Trump fechou os sistemas de assistência migratória, como o CBP One, que permitia marcar uma consulta para pedir asilo antes de entrar nos EUA. A aposta de muitos — 270 mil foram afetados pelos cancelamentos — é que ele vai reabrir o sistema ou criar algum mecanismo semelhante, o que parece improvável.
“A decisão de permanecer onde estão nunca é definitiva”, diz María de Lourdes Madrano, diretora do Centro 32, uma organização que apoia migrantes em abrigos.
“Eles sempre acreditam que no dia seguinte podem abrir e resolver a situação, e acreditam que se afastar da fronteira reduz a possibilidade… porque, depois de tudo que custou para chegar até aqui, eles acham que sair é como desistir do sonho”.
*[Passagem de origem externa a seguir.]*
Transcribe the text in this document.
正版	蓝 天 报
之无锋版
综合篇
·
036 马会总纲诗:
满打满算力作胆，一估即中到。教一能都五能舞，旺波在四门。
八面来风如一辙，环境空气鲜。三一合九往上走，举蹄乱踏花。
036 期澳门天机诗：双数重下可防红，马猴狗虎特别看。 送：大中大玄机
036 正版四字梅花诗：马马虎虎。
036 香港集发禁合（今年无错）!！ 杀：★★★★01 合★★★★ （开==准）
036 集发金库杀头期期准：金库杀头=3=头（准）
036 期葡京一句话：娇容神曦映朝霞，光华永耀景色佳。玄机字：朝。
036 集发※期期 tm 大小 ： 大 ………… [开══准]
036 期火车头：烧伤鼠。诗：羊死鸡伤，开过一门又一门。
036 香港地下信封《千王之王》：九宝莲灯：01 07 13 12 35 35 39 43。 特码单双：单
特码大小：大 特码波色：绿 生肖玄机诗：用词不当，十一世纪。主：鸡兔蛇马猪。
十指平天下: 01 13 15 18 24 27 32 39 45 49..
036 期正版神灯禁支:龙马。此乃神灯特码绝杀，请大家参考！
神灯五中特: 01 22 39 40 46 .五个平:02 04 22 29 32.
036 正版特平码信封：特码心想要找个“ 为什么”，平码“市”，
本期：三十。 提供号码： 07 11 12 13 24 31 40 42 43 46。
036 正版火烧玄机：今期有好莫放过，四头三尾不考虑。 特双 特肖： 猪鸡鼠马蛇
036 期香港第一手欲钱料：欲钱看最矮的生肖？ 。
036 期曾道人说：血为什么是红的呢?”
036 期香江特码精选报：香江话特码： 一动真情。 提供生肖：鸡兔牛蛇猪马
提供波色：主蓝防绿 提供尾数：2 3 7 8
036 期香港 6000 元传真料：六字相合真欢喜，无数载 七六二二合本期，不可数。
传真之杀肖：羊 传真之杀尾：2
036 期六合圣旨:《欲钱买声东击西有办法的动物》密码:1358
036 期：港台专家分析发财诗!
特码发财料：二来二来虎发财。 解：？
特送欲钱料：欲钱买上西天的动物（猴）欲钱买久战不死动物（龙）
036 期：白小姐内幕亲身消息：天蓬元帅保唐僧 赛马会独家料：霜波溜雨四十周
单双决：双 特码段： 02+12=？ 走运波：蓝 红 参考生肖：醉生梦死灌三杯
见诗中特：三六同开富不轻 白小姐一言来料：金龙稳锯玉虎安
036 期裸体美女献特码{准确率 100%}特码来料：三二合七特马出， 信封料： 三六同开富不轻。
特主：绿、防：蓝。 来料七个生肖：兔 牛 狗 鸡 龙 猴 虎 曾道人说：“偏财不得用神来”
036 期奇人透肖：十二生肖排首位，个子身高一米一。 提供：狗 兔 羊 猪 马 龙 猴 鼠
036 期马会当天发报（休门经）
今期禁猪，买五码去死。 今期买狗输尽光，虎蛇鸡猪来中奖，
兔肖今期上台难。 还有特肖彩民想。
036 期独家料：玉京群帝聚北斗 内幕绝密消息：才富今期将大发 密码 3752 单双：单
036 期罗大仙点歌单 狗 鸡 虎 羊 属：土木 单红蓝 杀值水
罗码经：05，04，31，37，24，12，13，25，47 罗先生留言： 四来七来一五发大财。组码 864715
“Os abrigos estão vazios, mas as escolas estão cheias de estrangeiros”, diz ela, referindo-se às crianças cujos pais migrantes decidiram se estabelecer em Tijuana, mesmo que temporariamente.
‘Tirando os latinos’
Wilker Hernández tem 23 anos; ele é do Estado de Mérida, na Venezuela, e há um ano tenta atravessar para os EUA, onde parte de sua família está, enquanto a outra permanece em seu país. Ele tinha um horário marcado para apresentar seus documentos no dia 21 de janeiro, um dia após a posse de Trump. O agendamento foi cancelado.
Desde então, ele vem se acostumando à ideia de que seu destino pode muito bem ser este aqui: Tijuana, uma cidade que tem a migração em seu DNA, da qual se diz que “há oportunidades para todos”, e registra a menor taxa de desemprego do México.
“Estamos em uma espécie de limbo em que não sabemos o que vai acontecer”, diz Hernández, que conseguiu trabalho como pedreiro no abrigo Embajadores de Dios, onde estão construindo moradias funcionais fora da área de acampamento.
O bairro vizinho, conhecido como Cañón del Alacrán, vivenciou um boom nos últimos dois anos com a construção de assentamentos relativamente formais por grupos de migrantes que decidiram prolongar sua estadia em Tijuana.
“Ainda estou indeciso, se vou tentar atravessar ou voltar”, acrescenta. “Por enquanto, estou trabalhando porque (…) Trump fechou a fronteira, está tirando todos os latinos, é um pouco complicado, estamos aqui e não sabemos o que fazer.”
O discurso de Trump permeou entre os migrantes. Isso pode colocá-los em maior risco diante de máfias e coiotes, mas, de qualquer forma, reduz a esperança de uma vida melhor, uma vida possível, nos EUA.
O presidente americano prometeu uma “deportação em massa” de pessoas indocumentadas que, embora longe de ser em massa, tem um efeito dissuasor.
Cabrera, a ativista de Tijuana, coloca a questão da seguinte forma: “Mais do que uma deportação em massa, o que estamos vendo é uma deportação midiática, e isso, é claro, tem seus efeitos na trajetória e na saúde mental do migrante”.
Quase não há migrantes nos abrigos, mas a situação dos migrantes se tornou mais difícil agora.